Milk Tea is Evil
Can radiation from the screen transform a bottle of liquid into a poisonous drink? I think that's exactly what happened to my milk tea. I drank half a bottle and now I feel mild heart palpitations. I can't breathe and my chest feels tight. Sitting on my chair, I feel the beat of my heart rock my upper torso back and forth ever so slightly. Since this morning, the bottle has been positioned beside the monitor and I think the radiation has infected it somehow. I could be growing cancer cells as we speak. Or even worse. Or maybe I'm just being paranoid because of too much caffeine. I feel lightheaded and fuzzy. I feel like I'm disembodied somehow and I'm typing this through somebody else's body. My hands are shaking, I can't stay still.
I didn't know a bottle of milk tea could contain so much caffeine. The writing on the bottle states "Caffeine below 500ppm". I don't exactly know what that means. All I know is, milk tea shouldn't affect someone this much. It's tea with milk, for jollibeezus' sake. Milk. Tea.
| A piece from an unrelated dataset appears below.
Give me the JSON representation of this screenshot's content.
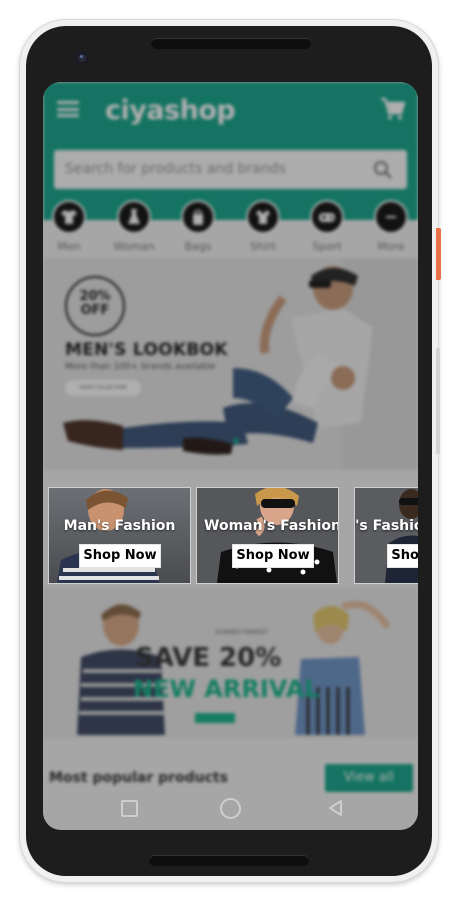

If I don't get-out soon, I think I may die of a heart attack. It doesn't help that I'm watching Prison Break either. Watching that show while pumped-up on caffeine could get me killed. Anymore excitement and my brain might explode out of my eye sockets and splatter across the screen and all over my cube. And then my parents would have to sue 7-11 for allowing such a dangerous drink to grace their shelves, or fridges, or whatever. And then my potentially cancer-ridden body and what's left of my head and the bits of it all over my cube would have to be gathered, scraped off, then cremated. And whatever money my parents manage to win out of the lawsuit would be used to commision a famous sculptor to mix my ashy remains with clay to make a bust of me, which would stand in our den as a reminder to all to avoid drinking too much milk tea.
Damn, this caffeine has sure affected my logical circuits. Or maybe it's the radiation from the computer screen after all.
Stoned Lemurs
In other news, did you know that animals could get hooked on substances just like humans?
Lemurs use millipede poison to ward-off insects. At the same time, this insect repelant makes lemurs high. It's true. I saw it on Animal Planet. I thought I've seen a lot, but you haven't seen anything until you've seen stoned lemurs. And drunk monkeys. Yes, monkeys like to get drunk, just like humans. Caffeine for thought.